Kennedy v. Commonwealth

59 Ky. 36 | Ky. Ct. App. | 1859

JUDGE STITES

delivered the opinion of the court:

This appeal is prosecuted by Kennedy to reverse a judgment of the Fulton criminal court, sentencing him to the penitentiary for uttering and passing a counterfeit bank bill.

Three grounds are relied on :

1. That the demurrer to the indictment and motion in arrest of judgment should have been sustained, because the indictment fails to charge facts constituting a public offense.

2. That improper testimony was allowed to go to the jury; and

3. That there was error in refusing the 4th instruction asked for by appellant.

The prosecution seems to have been had under the following provision of the Revised Statutes :

“ If any person shall forge or counterfeit a bank bill, or note or check, or draft, upon a bank, or the certificate of deposit of money therein, of any bank or company incorporated by law, in any part of the United States, or any indorsement thereon; or shall erase or alter the same, or any indorsement thereon; or shall tender in payment, utter, vend, exchange, barter, or demand to have exchanged for money, any such forged, erased, alter*37ed, or counterfeited bill, note, draft, check, or certificate of deposit, or the indorsement thereon, knowing the same to.be i forged, counterfeited, erased or altered, he shall be confined in the penitentiary not less than two, nor more than ten years.”

The indictment is in the usual form, and charges that “ the defendant did pay, pass, and utter to Wm. Cox one forged and counterfeit bank bill, of the denomination of three dollars, on the Merchants’ Bank of Massachusetts, knowing it to be forged and counterfeit at the time, &c;” but fails to allege that the bank on which the bill purported to be was a bank incorporated by law; and it is contended that this omission is fatal, because, as is said, without such averment, the facts stated in the indictment do not constitute a public offense within the meaning or words of the section referred to.

The precise relation tand effect of the words “ incorporated by law,” as used in the section cited, are rendered somewhat obscure by the punctuation^ and arrangement of the preceding part of the sentence in which they are found ; and hence the doubt whether they were intended to refer only to banks or. companies upon which certificates of deposit had been forged, or also to banks upon which bills, notes, and checks had been forged.

If the words are made to refer to the former class of banks, and not to the latter, the effect would be to create a manifest distinction between the two offenses in regard to the character of indictment, and amount of evidence necessary to convict.

In prosecutions for forging or passing certificates of deposit, it would be necessary to allege and prove that the banks or companies upon which they purported to be were incorporated by law; whereas, in prosecutions for forging, or passing bills, notes, checks, or drafts upon the same banks or companies, such allegation or proof would be wholly useless.
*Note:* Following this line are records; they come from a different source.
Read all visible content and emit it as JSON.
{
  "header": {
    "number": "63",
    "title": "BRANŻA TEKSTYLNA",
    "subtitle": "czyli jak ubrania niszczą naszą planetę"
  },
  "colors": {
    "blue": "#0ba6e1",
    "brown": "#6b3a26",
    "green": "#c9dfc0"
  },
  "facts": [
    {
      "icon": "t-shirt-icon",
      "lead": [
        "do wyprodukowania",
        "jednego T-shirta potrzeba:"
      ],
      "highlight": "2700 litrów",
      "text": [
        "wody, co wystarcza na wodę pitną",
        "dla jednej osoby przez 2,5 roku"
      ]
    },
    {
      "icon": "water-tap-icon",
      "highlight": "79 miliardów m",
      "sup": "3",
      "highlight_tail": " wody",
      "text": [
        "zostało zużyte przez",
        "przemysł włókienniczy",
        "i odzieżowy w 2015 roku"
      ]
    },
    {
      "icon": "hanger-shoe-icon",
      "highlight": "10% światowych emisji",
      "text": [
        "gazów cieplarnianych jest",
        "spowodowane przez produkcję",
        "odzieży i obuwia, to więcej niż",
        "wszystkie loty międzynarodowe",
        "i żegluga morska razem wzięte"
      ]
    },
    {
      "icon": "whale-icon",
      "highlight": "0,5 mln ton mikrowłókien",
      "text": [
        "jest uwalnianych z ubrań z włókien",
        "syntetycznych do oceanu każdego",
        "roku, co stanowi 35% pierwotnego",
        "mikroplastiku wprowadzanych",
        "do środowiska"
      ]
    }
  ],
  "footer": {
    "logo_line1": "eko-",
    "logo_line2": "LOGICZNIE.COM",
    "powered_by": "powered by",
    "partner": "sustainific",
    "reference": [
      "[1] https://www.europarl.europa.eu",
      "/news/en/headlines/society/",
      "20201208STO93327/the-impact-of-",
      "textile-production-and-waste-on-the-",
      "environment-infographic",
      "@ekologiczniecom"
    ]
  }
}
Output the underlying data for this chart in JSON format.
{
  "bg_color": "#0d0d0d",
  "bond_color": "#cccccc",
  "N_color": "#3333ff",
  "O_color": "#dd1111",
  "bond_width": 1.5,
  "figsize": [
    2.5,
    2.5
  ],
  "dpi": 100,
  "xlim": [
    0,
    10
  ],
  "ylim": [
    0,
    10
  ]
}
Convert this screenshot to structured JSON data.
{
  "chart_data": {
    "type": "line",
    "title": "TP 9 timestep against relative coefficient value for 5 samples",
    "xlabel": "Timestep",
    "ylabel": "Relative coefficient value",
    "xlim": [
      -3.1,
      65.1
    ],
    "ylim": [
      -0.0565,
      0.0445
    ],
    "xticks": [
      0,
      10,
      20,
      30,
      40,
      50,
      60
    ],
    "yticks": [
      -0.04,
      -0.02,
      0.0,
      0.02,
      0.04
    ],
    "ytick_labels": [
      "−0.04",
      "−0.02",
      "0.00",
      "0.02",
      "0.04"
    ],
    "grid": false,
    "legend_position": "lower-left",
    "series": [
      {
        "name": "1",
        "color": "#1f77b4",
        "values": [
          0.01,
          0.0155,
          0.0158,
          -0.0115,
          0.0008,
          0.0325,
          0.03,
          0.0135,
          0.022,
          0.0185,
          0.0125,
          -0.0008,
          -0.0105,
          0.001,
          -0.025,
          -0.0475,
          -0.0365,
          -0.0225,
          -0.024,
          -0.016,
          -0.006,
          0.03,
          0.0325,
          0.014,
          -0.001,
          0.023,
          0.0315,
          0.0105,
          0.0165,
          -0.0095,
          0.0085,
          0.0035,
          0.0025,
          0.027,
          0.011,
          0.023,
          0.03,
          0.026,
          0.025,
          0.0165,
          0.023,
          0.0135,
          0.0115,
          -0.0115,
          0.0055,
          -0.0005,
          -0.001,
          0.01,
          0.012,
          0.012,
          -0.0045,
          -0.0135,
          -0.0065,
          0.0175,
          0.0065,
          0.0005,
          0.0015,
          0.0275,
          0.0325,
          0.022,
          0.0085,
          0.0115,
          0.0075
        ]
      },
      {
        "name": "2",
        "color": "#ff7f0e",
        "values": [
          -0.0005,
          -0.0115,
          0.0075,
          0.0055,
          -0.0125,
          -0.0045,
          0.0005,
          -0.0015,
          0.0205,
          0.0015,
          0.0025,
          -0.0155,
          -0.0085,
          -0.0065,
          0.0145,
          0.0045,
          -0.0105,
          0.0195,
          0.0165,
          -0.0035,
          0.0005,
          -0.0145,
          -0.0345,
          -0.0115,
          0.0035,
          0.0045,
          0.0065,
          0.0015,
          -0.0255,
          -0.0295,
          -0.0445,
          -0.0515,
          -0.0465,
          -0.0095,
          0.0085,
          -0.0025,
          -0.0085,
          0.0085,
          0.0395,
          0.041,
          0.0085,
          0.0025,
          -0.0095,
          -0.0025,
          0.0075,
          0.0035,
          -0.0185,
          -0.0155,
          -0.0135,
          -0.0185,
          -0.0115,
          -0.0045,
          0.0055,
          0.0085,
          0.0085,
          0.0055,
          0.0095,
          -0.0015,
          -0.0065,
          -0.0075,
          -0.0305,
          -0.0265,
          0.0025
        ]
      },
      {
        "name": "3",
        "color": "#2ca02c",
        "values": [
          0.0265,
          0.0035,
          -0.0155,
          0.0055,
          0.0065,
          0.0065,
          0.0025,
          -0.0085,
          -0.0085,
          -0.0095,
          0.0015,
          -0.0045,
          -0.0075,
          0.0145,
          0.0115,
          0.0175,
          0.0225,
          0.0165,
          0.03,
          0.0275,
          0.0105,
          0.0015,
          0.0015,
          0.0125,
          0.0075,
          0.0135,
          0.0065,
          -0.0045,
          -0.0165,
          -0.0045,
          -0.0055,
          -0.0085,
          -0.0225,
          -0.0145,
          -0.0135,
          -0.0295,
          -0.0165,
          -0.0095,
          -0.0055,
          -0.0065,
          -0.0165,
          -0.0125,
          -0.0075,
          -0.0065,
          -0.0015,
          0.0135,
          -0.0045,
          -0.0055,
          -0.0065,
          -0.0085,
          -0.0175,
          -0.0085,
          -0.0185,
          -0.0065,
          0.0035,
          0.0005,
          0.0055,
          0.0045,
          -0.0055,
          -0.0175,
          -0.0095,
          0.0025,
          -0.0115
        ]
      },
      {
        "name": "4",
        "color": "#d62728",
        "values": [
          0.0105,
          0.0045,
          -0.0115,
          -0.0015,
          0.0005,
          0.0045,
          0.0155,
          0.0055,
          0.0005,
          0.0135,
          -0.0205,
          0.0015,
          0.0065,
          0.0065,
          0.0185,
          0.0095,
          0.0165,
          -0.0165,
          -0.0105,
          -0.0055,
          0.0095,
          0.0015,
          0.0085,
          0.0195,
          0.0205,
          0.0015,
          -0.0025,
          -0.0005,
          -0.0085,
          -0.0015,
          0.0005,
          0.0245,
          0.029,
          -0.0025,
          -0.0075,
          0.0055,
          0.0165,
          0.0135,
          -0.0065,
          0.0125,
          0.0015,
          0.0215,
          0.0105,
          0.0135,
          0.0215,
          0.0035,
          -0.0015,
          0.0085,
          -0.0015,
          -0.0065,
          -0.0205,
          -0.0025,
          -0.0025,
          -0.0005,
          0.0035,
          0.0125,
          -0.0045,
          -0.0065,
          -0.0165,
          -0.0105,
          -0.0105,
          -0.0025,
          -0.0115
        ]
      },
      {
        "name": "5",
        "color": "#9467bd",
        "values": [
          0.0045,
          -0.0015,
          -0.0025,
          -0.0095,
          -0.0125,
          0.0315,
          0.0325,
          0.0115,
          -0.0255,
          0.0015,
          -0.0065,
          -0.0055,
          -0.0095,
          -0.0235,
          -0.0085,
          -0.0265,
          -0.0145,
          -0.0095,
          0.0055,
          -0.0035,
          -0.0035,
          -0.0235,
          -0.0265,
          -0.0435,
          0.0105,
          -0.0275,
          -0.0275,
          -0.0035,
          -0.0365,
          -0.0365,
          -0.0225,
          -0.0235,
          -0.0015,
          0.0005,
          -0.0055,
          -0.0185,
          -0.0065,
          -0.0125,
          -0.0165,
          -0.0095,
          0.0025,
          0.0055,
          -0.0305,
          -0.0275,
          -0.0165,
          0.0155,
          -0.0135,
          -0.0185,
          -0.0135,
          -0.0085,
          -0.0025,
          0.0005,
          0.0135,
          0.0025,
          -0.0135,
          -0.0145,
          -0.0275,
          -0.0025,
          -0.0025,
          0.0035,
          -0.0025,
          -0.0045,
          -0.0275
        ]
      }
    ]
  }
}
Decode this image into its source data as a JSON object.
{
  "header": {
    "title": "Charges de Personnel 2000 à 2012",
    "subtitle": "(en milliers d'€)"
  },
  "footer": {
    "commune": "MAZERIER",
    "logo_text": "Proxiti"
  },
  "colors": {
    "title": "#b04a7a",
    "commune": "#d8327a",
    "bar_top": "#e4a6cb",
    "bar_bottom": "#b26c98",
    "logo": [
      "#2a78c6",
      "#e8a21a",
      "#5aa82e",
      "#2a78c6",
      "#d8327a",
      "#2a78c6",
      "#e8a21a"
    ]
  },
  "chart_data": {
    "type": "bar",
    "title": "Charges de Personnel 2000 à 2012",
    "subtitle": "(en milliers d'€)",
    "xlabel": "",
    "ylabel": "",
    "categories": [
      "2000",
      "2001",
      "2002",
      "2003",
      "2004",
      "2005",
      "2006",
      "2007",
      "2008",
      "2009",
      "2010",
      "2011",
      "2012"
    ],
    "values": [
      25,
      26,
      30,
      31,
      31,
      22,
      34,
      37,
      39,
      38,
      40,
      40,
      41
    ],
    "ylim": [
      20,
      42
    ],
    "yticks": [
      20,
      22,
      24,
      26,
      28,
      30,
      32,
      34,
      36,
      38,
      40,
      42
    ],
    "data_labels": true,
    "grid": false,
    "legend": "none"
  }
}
It seems to us that such distinction was not intended by the Legislature, and that the sentence referred to is not fairly susceptible of such construction. Both offenses are placed on the same footing throughout the section. They belong to the same class, and are subjected to the same punishment; and it is apparent that the same allegations and proof — as to the char*38acter of the bank or company on which the counterfeited bill or certificate of deposit purports to be — are demanded in both.

That the bank or company on which the bill or certificate has been forged is “ incorporated by law in some part of the United States,” is a fact essential to either offense. It is made so by the law creating them; and in order to convict of either, it is indispensably necessary that such fact be averred and proved. This is clearly intimated in the case of the Commonwealth vs. Craig, (15 B. Mon., 536,) though that case went off upon another ground. But in view of the statute supra, it is deemed hardly necessary to refer to cases upon this question;

It seems to us, therefore, that the indictment in question is fatally defective in not averring that the “ Merchants’ Bank of Massachusetts” was a bank incorporated by law, and that the court below erred in not sustaining appellant’s demurrer to the same.

This conclusion disposes of the ground relating to the 4th instruction asked for and refused; and likewise obviates the ’necessity of passing upon the admissibility of the evidence t© the introduction of which appellant objected.

Wherefore, the judgment is reversed, and cause remanded with directions to set it aside, and to enter a judgment sustaining the demurrer, and for such other and further proceedings as may be necessary, not inconsistent with this opinion.